Mordes et al. (2020) did not detect the survival or motor phenotypes in C9orf72 BAC transgenic mice originally described by Liu et al. (2016). We discuss methodological differences between the Mordes and Liu studies, several additional studies in which survival and motor phenotypes were found, and possible environmental and genetic effects. First, Nguyen et al. (2020) showed robust ALS/FTD phenotypes in C9-BAC versus non-transgenic (NT) mice and that α-GA₁ treatment improved survival, behavior, and neurodegeneration. The groups of Gelbard and Saxena also show decreased survival of C9-BAC versus NT mice and neuropathological and behavioral deficits similar to those shown by Liu et al. (2016). Although FVB/N mice can have seizures, increases in seizure severity and death of C9 and NT animals, which may mask C9 disease phenotypes, have been observed in recent C9-500 FVB/NJ-bred cohorts. In summary, we provide an update on phenotypes seen in FVB C9-BAC mice and additional details to successfully use this model. This Matters Arising Response paper addresses the Mordes et al. (2020) Matters Arising paper, published concurrently in Neuron.
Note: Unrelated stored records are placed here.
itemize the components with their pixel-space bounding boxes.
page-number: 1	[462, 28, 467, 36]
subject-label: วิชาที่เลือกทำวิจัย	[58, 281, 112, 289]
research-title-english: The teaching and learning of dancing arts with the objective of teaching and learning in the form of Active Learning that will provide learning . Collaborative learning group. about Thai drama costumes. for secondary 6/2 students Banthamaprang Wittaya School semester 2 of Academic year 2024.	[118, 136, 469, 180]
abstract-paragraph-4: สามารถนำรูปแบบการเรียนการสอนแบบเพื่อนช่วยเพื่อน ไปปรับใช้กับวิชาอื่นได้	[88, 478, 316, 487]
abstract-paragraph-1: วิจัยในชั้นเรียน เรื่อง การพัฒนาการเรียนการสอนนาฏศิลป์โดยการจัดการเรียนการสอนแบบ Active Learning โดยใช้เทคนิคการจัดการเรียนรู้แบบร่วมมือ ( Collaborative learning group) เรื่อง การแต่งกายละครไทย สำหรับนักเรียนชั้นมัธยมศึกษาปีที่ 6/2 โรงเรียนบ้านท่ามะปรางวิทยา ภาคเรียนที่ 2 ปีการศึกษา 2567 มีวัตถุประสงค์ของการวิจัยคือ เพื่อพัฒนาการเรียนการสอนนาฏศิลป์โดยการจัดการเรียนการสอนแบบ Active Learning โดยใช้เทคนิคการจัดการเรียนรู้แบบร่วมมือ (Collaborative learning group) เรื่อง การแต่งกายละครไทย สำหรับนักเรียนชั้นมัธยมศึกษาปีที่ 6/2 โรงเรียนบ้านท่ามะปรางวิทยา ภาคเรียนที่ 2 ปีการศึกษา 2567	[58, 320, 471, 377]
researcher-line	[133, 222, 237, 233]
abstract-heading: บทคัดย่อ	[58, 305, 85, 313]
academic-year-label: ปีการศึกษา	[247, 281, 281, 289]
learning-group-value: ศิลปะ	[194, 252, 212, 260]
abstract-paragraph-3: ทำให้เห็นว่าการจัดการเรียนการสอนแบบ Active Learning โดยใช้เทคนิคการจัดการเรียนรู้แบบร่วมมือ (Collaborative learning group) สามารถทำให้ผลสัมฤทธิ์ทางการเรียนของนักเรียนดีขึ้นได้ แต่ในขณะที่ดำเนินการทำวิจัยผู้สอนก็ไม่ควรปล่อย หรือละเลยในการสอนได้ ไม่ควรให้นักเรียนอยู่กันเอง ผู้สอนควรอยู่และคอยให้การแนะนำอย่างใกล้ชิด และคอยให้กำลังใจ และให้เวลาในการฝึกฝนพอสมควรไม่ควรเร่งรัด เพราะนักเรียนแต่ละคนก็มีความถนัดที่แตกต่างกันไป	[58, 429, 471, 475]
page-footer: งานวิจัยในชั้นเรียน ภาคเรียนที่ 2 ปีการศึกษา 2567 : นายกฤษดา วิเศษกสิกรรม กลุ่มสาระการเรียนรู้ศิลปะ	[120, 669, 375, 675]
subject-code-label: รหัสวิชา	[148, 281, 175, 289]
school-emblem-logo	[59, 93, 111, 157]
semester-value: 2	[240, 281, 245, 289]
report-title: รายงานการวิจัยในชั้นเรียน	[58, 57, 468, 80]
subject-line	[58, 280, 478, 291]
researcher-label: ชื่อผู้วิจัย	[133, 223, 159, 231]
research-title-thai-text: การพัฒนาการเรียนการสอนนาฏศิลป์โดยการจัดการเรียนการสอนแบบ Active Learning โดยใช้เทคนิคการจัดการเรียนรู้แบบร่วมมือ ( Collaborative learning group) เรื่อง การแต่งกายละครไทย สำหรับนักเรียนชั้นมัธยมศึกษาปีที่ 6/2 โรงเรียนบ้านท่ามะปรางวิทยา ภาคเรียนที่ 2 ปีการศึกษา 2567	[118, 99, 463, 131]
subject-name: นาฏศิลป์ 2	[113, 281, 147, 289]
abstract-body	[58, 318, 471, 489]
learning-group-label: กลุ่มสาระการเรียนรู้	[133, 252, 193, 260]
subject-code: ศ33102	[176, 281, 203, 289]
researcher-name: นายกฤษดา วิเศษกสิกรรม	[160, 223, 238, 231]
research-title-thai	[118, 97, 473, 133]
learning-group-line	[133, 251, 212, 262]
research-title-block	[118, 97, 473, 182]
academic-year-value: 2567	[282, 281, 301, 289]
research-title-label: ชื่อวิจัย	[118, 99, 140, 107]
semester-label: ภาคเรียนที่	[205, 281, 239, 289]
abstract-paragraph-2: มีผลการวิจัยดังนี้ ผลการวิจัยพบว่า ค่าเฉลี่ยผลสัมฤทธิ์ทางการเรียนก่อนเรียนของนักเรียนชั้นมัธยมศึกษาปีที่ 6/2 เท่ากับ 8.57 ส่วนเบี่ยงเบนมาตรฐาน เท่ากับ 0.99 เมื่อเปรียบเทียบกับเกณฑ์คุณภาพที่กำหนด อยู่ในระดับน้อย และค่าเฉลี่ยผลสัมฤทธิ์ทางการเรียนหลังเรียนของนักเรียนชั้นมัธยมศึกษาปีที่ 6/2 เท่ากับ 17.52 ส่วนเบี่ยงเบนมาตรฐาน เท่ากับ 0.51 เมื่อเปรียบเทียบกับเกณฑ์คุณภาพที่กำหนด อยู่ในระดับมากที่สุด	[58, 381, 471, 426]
莫德斯等人。(2020) 没有检测到Liu 等人最初描述的C9orf72 BAC 转基因小鼠的存活或运动表型。(2016)。我们讨论了 Mordes 和 Liu 研究之间的方法学差异、其他几项发现生存和运动表型的研究，以及可能的环境和遗传影响。首先，Nguyen 等人。(2020) 在 C9-BAC 与非转基因 (NT) 小鼠中显示出稳健的 ALS/FTD 表型，并且 α-GA ₁治疗改善了生存、行为和神经变性。Gelbard 和 Saxena 组还显示 C9-BAC 与 NT 小鼠相比存活率降低，以及与 Liu 等人所显示的相似的神经病理学和行为缺陷。(2016)。尽管 FVB/N 小鼠可能有癫痫发作，但在最近的 C9-500 FVB/NJ 饲养队列中观察到 C9 和 NT 动物癫痫发作严重程度和死亡的增加，这可能掩盖了 C9 疾病表型。总之，我们提供了在 FVB C9-BAC 小鼠中看到的表型的更新以及成功使用该模型的其他详细信息。这篇“出现问题的回应”论文针对 Mordes 等人。(2020) Matters Arising 论文，同时发表在Neuron 上。